Um pouco como fazia o coro neoliberal, no arrastão ensurdecedor dos anos 70. ‘Rendam-se, não há alternativa!”, ordena a fuzilaria que coordena denúncias não comprovadas, mas oportunamente vazadas na largada do segundo turno, farto bombardeio seletivo na economia e clima de já ganhou nas bolsas e demais circuitos do dinheiro grosso.
Lembra um pouco, também, o massacre de agosto, quando a então recém assumida candidata do PSB, Marina Silva, emergiu para a disputa levitando em um aluvião de quase santidade, apoios em cascata e inexorabilidade histórica.
A fase alegre dos consensos em torno da terceira via, como se sabe, liquefez-se em semanas.
O que se tenta agora é reeditar o embalo, com um material já de partida um pouco mais gasto.
Sai a terceira. Turbina-se o revival da ‘via única’ dos anos 90, revisitada – acredite-se - na forma de salvação nacional.
À falta de algo melhor, um Churchill das gerais assume o comando.
Se não possui la physique du rôle por conta de outros tantos predicados que não propriamente anatômicos, não se vexa de avocar-se o portador da ‘eficiência e da decência’.
Passemos.
Não se pode negar a audácia diante de uma trajetória –tanto a biográfica, quanto a moldura histórica mais geral - ainda fresca, recheada de marcadores em sentido flagrantemente oposto ao evocado pelos novo salvacionismo.
Apenas para ilustrar: fruto justamente das receitas e práticas servidas agora como o manjar da redenção nacional, o mundo se arrasta há seis anos na maior crise vivida pelo capitalismo desde 1929.
Advém desses hiatos de coerência a sofreguidão perceptível com que os juízes do imaginário social tentam encerrar o jogo antes da hora.
Vale tudo para garantir o placar logo na saída. E há compradores nessa feira de liquidação de escrúpulos.
Epitáfios biográficos saltam aqui e ali do mutirão convocado a dar forma palatável à gororoba indigesta que se enfia na goela da sociedade.
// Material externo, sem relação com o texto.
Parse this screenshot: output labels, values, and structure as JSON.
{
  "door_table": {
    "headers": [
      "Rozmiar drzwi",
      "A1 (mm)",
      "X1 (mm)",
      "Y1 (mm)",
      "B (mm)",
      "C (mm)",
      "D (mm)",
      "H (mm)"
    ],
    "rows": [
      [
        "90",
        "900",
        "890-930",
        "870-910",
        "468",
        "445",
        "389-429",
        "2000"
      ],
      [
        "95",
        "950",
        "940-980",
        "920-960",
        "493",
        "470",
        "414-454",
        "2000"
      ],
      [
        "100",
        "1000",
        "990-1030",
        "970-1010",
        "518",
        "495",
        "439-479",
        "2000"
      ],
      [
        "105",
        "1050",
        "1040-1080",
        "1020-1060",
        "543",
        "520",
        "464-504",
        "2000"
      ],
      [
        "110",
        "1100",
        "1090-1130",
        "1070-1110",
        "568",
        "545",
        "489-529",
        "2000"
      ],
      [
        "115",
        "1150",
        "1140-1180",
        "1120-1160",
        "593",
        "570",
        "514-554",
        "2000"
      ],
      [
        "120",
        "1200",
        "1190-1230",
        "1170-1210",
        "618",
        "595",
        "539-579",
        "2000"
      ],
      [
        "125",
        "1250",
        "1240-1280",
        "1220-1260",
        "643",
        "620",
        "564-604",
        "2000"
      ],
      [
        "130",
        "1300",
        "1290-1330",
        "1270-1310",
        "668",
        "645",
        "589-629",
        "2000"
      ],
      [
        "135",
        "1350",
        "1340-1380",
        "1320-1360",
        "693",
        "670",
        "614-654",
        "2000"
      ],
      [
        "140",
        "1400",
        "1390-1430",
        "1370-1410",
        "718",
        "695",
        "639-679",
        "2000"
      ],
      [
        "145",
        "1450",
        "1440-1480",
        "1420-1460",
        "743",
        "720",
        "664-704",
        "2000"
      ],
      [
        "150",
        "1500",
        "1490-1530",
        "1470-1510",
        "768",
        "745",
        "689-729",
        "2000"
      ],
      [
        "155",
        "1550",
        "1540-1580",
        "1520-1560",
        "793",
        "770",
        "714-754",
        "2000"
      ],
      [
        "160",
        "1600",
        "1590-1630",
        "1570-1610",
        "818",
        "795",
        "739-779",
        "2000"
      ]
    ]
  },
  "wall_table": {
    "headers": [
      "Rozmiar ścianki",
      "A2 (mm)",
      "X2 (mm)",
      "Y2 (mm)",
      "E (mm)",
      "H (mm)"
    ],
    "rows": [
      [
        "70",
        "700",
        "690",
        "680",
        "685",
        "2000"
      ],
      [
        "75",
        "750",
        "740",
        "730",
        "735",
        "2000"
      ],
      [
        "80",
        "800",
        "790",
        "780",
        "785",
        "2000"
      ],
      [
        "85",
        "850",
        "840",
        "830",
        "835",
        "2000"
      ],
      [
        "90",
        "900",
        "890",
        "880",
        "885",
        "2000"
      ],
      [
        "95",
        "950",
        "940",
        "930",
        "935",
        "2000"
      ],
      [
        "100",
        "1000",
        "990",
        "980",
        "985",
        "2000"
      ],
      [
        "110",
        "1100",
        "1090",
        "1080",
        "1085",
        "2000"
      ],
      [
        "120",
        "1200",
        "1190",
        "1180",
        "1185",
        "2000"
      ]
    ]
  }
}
‘Às vezes, o reacionário serve de avanço", salpica o dirigente do Partido Socialista Brasileiro, Roberto Amaral.
O PSB tem história como trincheira da dignidade política.
Nele militaram intelectuais e socialistas como Antonio Cândido, Fúlvio Abramo, Adalgiza Nery, Barbosa Lima Sobrinho, Sergio Buarque de Hollanda, Rogê Ferreira e Arraes, entre outros.
Nesta 4ª feira, a sigla se juntou à nervosa escalada rumo ao que, algo difusamente, denomina-se ‘candidatura da mudança’.
Registre-se, não sem um contundente protesto.
Enquanto a executiva do PSB juntava-se ao PSDB de Aécio Neves, Fernando Henrique e Serra, para derrotar o PT de Lula e Dilma, a deputada Luiza Erundina retirava-se da reunião do partido por não aceitar o cediço passo.
‘Farsa’, disparou na saída.
O jogral conservador insiste que se trata de outra coisa.
Qual seja, salvar o Brasil das mãos do ‘intervencionismo’ anacrônico, que atrapalha os mercados, solapa a confiança dos investidores, dilapida as estatais, paralisa o crescimento.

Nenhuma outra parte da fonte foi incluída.